Simpson received a bachelor's degree in communications at Johnson C. Smith University, a Historically Black University (HBCU) where she organized for LGBTQ rights both on and off campus. After graduation, she became the Operations Director and the first person of color at the Charlotte Lesbian & Gay Community Center. Simpson was a co-founder of the Charlotte's Black Gay Pride Celebration, for which she received awards from the National Black Justice Coalition and the Human Rights Coalition.

In 2010, Simpson moved to Atlanta, Georgia to become the Development Coordinator for SisterSong Women of Color Reproductive Justice Collective, the national, multi-ethnic organization that first launched the reproductive justice movement for women of color in the United States. She rose to Deputy Coordinator in 2011, Interim Executive Director in 2012, and executive director in 2013.

In 2014, Simpson testified in Geneva before the United Nations Committee on the Elimination of Racial Discrimination, presenting a shadow report created jointly by SisterSong, the Center for Reproductive Rights (CRR), and the National Latina Institute for Reproductive Health. The report stated that the United States, by failing to address its crisis in black maternal mortality, was violating an international human rights treaty. The committee adopted all of the report's recommendations. After producing the shadow report, SisterSong and CRR co-founded Black Mamas Matter to address black maternal mortality. In 2016, it became independent as the Black Mamas Matter Alliance, and Simpson continued to serve as a Steering Committee Member and then on the advisory board.
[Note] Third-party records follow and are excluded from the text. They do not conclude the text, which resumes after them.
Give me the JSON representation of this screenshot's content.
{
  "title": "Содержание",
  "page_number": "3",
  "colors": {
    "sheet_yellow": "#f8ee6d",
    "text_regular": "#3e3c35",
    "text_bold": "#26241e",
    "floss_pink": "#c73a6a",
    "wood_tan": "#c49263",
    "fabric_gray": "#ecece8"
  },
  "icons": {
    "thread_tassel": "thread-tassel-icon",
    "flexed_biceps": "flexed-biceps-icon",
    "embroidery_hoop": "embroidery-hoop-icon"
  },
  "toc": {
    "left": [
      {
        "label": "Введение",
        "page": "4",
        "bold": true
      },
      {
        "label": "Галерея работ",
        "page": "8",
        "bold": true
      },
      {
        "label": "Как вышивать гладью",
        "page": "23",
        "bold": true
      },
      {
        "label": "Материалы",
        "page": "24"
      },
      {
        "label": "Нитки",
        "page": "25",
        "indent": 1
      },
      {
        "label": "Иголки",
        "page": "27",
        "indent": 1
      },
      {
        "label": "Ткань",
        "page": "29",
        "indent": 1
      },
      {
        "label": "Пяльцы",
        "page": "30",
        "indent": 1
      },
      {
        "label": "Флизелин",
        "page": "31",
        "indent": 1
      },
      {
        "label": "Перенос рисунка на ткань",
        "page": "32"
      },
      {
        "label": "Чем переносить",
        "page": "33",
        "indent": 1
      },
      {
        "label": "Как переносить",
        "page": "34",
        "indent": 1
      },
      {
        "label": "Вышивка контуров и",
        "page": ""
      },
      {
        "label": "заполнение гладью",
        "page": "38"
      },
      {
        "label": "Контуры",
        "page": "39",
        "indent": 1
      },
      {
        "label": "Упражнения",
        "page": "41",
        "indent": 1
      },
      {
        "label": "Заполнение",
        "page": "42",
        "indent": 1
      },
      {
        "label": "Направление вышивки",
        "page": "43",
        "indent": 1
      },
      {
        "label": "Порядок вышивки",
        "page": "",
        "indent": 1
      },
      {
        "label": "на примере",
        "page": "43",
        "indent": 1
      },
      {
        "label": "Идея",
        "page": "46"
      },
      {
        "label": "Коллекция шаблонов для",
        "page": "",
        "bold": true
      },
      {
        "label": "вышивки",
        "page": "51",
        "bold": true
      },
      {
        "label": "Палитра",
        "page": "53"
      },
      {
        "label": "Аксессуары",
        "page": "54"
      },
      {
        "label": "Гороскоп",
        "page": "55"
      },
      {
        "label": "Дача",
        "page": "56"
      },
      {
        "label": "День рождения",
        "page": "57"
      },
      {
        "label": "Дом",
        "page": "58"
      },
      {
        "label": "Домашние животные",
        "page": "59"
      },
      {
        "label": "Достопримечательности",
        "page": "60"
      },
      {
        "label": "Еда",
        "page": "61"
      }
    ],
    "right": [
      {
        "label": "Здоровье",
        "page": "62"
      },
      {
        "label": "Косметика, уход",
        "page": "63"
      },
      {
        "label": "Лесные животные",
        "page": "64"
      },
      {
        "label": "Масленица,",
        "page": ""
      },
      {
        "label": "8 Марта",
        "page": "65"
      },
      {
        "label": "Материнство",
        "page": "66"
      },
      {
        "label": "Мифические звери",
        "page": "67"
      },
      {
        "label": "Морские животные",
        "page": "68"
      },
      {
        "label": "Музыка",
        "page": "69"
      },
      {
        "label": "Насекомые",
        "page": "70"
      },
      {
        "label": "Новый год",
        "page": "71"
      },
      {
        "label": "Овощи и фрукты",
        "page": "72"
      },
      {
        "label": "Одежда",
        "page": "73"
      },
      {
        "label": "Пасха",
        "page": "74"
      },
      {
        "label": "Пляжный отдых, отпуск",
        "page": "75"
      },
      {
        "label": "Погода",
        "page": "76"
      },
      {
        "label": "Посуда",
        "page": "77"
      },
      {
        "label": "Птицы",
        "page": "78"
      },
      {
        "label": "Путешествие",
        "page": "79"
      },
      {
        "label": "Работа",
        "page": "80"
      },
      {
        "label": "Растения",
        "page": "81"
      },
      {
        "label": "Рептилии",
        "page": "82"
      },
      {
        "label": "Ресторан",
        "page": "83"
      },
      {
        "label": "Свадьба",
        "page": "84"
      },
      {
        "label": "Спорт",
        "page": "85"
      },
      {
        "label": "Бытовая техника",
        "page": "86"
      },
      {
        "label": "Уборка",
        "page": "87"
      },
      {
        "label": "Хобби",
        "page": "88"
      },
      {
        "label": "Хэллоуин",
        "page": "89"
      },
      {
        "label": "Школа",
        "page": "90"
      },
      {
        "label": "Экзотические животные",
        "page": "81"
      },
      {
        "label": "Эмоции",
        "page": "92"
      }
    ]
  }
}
In 2014, Simpson created Artists United for Reproductive Justice, the first program facilitating artists of color to create artwork designed to help shift US culture toward reproductive justice.

In 2016, Simpson was one of the first two reproductive justice leader to speak before the Democratic National Convention Platform Drafting Committee, which then included repealing the Hyde Amendment on the Platform for the first time.

Awards

In 2014, Simpson was named one of the New Civil Rights Leaders by Essence Magazine. In 2015 she was honored by Hands Up United as one of 14 African-American women who advanced the fight for civil rights and gender equality. In 2016, she was named among the top 40 leaders under 40 by The Advocate magazine. In 2018, she received the Ms. Foundation Gloria Award. She was honored as one of the BBC 100 Women in December 2022.

Artist

Simpson has also been a singer from a young age, after growing up singing gospel at church like her mother and grandmother.  She has appeared in theatrical productions such as For the Love of Harlem, Words the Isms, Walk Like a Man, and For Colored Girls. In 2015, she released her first album, Revolutionary Love: The Live Recording. She has also performed at events across the country, including singing the National Anthem and the National Black Anthem for the annual Dr. Martin Luther King Jr. march and rally in Atlanta, GA.